In a statement, UBS Warburg, a business unit of Swiss-based UBS AG, said the move “will further integrate the energy trading business with UBS Warburg’s trading operations and is in response to the extensive restructuring and market contraction that has occurred in the U.S. energy marketplace since the company began operations in February 2002.”

Since it entered the energy trading marketplace in North America, UBS rarely disclosed any information on how well the new trading platform was performing, but there were rumors that it was doing as poorly as the other energy merchants throughout the country, most headquartered in Houston.

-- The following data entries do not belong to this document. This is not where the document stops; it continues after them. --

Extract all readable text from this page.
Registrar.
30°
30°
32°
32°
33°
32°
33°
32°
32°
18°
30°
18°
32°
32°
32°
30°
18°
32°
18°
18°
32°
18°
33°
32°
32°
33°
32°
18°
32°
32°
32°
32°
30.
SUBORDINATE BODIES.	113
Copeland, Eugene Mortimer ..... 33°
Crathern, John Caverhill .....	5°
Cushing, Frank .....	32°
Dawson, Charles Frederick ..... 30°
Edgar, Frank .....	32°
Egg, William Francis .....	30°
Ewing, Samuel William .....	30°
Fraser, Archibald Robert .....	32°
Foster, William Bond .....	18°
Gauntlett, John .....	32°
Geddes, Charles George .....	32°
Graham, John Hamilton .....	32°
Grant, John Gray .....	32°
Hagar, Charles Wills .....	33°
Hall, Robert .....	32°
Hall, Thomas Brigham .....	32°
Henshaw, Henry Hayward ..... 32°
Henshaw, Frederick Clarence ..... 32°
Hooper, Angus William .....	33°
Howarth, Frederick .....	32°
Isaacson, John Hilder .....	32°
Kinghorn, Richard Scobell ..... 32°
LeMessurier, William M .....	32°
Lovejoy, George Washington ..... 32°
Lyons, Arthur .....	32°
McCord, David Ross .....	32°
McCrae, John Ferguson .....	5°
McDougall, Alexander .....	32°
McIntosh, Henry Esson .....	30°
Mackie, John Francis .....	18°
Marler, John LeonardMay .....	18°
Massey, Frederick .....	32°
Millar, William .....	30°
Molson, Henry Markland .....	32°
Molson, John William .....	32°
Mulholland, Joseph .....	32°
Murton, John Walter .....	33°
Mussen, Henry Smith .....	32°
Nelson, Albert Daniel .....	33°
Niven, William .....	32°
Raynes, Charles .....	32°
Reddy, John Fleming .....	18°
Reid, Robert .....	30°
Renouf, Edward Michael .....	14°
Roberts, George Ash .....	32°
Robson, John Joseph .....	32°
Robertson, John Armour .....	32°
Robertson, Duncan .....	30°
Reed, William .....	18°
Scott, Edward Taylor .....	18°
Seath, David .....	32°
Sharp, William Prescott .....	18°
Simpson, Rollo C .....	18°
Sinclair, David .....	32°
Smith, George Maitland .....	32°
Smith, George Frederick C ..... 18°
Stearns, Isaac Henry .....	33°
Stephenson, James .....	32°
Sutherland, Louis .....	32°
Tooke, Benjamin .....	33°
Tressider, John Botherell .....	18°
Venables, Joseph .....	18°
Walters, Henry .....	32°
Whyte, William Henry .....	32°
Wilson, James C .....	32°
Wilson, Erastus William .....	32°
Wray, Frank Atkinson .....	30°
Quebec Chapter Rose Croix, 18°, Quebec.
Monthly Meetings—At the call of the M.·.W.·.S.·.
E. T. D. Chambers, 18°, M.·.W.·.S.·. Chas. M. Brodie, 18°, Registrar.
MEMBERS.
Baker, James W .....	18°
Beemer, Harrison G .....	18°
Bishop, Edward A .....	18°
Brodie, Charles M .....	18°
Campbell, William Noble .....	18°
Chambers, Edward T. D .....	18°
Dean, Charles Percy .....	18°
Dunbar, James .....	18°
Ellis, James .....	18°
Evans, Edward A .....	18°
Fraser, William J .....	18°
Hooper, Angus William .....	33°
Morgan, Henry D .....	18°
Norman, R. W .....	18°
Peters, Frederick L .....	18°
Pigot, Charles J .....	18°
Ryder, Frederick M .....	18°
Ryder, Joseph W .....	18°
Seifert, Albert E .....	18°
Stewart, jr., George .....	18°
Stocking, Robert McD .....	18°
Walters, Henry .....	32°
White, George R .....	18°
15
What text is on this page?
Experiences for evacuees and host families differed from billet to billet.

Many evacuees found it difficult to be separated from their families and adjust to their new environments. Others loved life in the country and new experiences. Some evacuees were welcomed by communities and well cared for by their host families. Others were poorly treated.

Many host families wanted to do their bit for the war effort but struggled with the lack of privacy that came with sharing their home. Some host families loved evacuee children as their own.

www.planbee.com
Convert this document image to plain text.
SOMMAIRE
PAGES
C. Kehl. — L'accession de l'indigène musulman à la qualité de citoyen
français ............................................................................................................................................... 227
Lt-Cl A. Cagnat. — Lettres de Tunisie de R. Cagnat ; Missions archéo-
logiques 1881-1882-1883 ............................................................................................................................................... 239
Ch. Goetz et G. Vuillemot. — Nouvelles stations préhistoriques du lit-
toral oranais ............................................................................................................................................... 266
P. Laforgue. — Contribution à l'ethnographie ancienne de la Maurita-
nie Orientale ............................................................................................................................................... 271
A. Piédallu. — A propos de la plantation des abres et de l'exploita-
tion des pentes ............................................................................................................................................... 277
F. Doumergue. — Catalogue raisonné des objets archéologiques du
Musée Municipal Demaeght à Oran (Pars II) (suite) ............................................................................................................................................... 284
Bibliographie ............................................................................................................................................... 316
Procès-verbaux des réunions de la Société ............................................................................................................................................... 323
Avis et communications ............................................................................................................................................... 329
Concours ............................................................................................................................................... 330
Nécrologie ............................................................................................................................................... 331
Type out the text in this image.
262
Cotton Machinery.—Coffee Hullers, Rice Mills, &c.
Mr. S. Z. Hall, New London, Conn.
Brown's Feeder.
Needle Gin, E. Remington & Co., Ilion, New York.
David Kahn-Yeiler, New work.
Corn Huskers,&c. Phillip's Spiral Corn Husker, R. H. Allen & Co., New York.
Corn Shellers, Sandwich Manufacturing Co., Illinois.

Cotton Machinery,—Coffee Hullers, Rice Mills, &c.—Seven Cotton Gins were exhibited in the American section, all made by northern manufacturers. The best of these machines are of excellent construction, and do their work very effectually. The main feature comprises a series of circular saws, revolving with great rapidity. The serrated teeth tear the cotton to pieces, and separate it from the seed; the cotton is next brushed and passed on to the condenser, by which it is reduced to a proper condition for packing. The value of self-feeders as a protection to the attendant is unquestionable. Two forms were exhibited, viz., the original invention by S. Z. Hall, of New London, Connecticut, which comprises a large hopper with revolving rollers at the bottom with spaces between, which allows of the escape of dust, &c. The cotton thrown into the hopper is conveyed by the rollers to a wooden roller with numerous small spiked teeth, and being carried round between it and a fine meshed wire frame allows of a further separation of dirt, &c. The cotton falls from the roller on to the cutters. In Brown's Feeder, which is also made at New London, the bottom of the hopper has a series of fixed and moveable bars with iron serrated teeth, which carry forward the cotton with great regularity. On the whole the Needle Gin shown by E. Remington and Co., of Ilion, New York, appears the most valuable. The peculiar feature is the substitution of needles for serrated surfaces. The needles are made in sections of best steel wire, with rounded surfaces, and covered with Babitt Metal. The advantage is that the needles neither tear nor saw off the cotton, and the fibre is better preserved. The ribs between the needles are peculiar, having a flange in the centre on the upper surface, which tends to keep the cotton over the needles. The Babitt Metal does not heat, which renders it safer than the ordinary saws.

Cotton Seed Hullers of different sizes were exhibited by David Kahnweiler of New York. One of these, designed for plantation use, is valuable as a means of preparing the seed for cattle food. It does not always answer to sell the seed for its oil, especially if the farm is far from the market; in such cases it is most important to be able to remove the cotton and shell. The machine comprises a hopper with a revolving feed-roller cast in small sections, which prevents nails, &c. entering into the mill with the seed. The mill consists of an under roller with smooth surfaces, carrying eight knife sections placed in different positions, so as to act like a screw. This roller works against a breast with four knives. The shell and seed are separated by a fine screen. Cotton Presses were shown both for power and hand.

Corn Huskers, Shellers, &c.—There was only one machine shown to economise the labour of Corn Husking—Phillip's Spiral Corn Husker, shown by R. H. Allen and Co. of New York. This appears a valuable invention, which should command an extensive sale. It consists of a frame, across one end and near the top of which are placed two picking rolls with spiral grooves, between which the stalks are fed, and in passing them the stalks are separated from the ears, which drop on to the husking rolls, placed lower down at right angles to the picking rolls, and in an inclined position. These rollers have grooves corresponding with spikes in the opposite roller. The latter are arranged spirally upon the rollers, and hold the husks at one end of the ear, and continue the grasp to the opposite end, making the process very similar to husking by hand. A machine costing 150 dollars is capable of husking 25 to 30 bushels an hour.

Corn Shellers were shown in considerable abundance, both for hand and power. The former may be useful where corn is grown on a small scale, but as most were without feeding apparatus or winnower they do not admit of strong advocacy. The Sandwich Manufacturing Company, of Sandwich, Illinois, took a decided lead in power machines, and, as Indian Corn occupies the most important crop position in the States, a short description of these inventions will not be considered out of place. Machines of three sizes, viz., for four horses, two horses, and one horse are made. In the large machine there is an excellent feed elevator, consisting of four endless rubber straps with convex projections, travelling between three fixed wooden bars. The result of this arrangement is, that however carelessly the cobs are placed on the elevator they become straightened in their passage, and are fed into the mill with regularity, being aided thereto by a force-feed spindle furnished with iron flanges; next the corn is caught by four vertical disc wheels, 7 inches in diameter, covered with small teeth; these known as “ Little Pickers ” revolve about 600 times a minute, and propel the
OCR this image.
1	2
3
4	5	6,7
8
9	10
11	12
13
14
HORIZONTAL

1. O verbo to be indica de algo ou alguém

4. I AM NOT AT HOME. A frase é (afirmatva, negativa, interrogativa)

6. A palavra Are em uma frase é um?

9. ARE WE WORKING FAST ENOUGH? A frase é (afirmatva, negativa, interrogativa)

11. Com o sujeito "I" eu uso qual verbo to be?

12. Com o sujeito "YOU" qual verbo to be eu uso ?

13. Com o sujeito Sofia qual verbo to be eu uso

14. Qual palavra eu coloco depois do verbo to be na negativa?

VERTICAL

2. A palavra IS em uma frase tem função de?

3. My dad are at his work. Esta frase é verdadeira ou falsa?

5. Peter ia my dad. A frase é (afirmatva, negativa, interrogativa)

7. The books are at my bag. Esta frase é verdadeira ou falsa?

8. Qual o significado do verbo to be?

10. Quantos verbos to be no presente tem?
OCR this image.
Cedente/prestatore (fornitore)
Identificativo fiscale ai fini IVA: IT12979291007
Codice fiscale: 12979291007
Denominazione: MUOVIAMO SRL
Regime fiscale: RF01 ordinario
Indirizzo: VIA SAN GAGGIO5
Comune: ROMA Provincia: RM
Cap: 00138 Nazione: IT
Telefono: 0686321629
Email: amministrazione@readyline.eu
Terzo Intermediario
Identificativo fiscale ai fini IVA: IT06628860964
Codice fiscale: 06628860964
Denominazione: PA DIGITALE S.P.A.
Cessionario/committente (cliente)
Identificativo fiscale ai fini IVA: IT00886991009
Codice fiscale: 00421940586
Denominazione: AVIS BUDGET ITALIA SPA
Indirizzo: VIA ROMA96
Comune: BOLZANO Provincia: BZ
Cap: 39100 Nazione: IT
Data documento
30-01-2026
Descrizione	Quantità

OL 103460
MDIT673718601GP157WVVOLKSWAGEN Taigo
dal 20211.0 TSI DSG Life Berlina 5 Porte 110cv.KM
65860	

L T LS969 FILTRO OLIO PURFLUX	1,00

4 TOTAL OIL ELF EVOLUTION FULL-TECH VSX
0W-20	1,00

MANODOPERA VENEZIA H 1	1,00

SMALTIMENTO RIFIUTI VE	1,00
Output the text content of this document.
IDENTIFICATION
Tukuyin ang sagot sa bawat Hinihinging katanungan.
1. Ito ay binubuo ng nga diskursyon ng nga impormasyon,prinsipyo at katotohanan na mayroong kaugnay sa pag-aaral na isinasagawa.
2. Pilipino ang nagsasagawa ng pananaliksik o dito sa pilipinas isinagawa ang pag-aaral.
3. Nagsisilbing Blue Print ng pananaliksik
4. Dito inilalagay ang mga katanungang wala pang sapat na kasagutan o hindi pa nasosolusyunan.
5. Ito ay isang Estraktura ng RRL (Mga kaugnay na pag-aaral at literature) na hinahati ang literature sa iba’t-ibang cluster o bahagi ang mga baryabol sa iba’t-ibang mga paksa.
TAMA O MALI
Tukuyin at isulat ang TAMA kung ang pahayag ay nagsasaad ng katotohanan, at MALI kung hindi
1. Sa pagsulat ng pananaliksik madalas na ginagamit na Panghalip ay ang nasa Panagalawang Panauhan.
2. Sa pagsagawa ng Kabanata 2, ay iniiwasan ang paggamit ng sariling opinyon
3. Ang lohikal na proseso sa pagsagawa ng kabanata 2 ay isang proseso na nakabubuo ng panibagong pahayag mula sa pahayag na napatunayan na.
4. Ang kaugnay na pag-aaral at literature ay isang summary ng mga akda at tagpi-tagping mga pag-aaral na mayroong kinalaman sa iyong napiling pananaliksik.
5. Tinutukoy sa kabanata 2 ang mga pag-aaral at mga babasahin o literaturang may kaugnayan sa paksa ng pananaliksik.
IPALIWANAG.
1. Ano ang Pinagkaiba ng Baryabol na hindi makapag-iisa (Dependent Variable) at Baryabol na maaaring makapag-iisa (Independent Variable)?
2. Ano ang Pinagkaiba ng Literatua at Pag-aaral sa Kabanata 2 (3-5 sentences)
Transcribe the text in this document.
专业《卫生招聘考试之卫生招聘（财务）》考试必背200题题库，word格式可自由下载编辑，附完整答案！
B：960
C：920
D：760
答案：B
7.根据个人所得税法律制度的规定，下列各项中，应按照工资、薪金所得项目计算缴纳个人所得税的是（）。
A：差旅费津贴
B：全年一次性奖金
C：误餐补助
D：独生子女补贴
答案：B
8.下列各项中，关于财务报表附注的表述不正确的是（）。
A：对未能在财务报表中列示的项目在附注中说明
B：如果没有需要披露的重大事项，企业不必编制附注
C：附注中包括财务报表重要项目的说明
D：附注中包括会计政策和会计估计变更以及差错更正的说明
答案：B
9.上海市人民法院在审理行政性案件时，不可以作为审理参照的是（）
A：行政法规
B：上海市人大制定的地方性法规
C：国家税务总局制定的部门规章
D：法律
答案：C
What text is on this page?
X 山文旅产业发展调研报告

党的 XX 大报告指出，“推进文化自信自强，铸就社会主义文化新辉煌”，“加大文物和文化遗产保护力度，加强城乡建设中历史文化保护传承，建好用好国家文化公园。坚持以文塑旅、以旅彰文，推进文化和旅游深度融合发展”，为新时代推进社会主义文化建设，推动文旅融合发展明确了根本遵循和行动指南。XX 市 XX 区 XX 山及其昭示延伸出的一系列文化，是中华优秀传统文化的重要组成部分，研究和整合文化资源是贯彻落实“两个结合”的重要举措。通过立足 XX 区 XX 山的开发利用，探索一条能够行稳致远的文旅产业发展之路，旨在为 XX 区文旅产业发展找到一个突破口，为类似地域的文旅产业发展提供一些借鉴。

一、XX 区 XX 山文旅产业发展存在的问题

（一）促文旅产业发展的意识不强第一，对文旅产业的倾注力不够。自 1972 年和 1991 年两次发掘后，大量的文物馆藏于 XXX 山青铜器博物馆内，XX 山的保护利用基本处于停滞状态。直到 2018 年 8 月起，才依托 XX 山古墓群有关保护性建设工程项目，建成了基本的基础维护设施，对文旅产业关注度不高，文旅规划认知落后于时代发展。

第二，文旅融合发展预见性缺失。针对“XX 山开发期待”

During a third-quarter earnings call from Zurich, Switzerland earlier this month, UBS Group President Peter Wuffli told analysts that as far as energy trading goes, “we have seen a total collapse in the business” (see NGI, Nov. 18). UBS Warburg, the UBS securities arm, acquired Enron’s merchant trading unit through a bankruptcy auction last January after agreeing to cover the payroll and pay Enron about one third of pre-tax profit — with no money down — in a deal that many at the time considered a coup (see NGI, Jan. 14).

However, UBS laid off about 130 of the 630-plus Houston-based employees in August, and more lay-offs were rumored, although there were no specifics on whether any of the present Houston employees will lose their jobs. Although most of its competition has pulled out of energy trading, Wuffli said UBS has no plans to exit the business.